Posted September. 11, 2012 03:55,   

한국어

“The government created piles of measures to prevent sexual crimes but how can you stop sex offenders who are determined to do what they want? We need the power of education to prevent people from seeing another person not as an object with which to satisfy one’s desire but as a human being. Who gets sex education at school properly?”

The father of an 8-year-old girl "Na-young" who was raped by sex offender Cho Du-soon gave an unexpected solution to stopping sex crimes. In an interview with The Dong-A Ilbo, he said, “It occurred to me that proper sex education is the solution.”

Is Korean society providing adolescents the proper sex education? Is it simply focused on biological facts such as different physical characteristics, pregnancy and childbirth instead of human relations based on love between a man and a woman and mutual respect?

Dong-A surveyed 285 public school students in Seoul on last Wednesday. Among 100 high school boys, 66 percent said they have had the impulse to satisfy sexual desire by force. Among the survey sample, 28.4 percent gave the same response.

Only 23.5 percent answered "likely (including highly likely)" to the question, “Did your sex education teacher’s recommendation work to satisfy your sexual desire?”

Among male high school students, 52.6 percent said they had seen child pornography at least once.

Sex education at school did not teach students how to prevent sex crimes. It simply explained biological facts such as the differences between men and women, pregnancy and childbirth.

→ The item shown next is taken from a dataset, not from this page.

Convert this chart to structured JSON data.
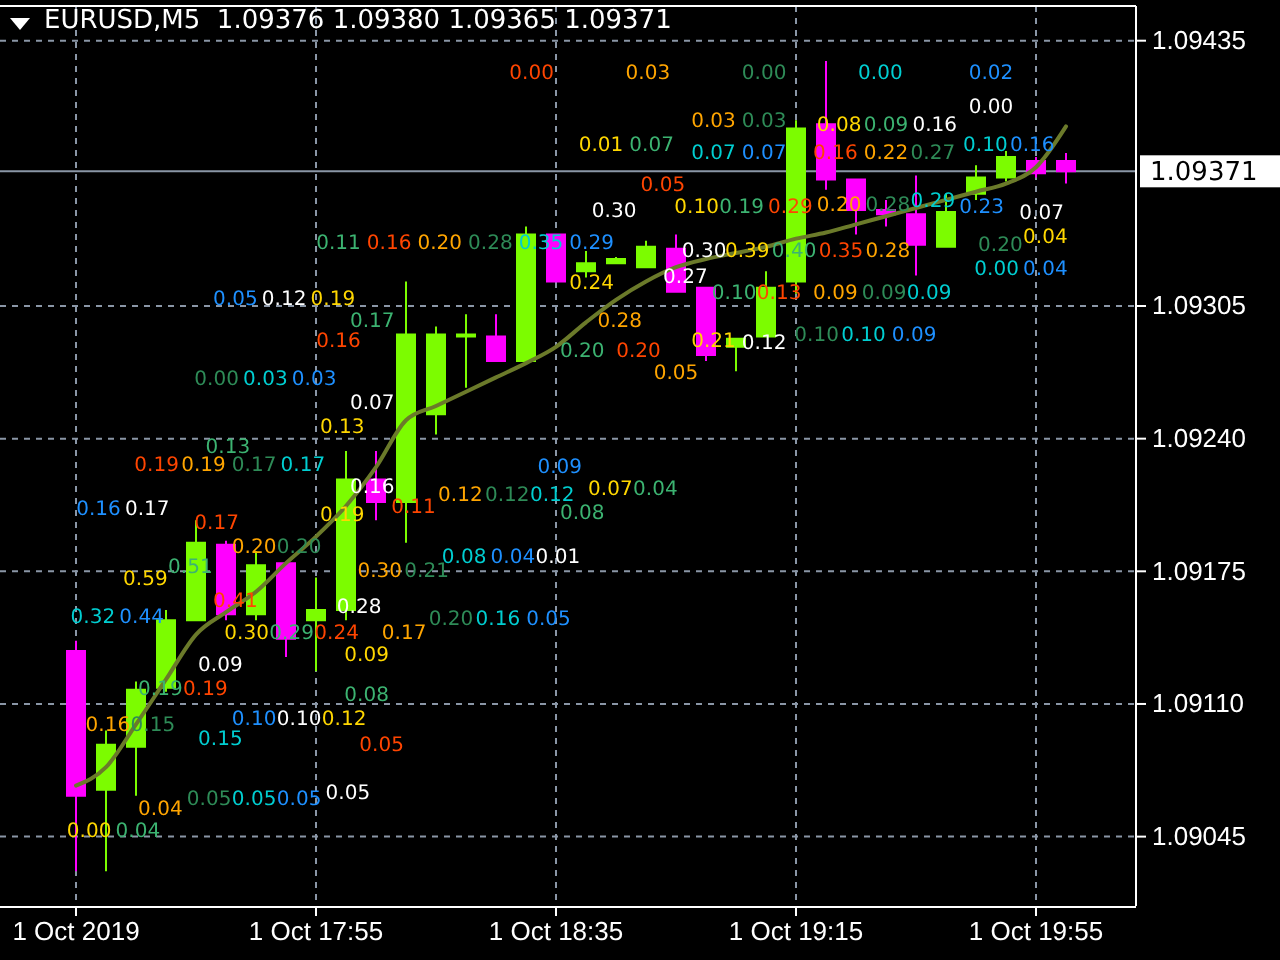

Three times more students (59.7 percent) said they learned about sex from sex education courses at school rather than the Internet. Given this, schools have failed to response to student curiosity of sex.

Among those committing sex crimes last year, 79.2 percent had graduated from high school and 32.9 percent from college. Unlike the public expectation that sex offenders did not have a normal school life like Goh Jong-seok, the 23-year-old perpetrator in the Naju rape, most such predators were educated.

Kwak Dae-gyeong, a police administration professor at Dongguk University in Seoul, said, “This proves that gaining the ability to deter sex crimes is impossible without the proper sex education at school despite a good academic background.”

Experts say sex education should be focused on preventing sex crimes and building desirable relations between male and female.

“Sex education just informs of the biological differences and not how to behave, so it rather encourages sexual crimes in certain aspects,” said Nam Seung-hee, a youth development and education professor at Myongji University in Seoul. “Sex education at school should be revamped to correct incorrect perceptions, language and acts pertaining to sex.”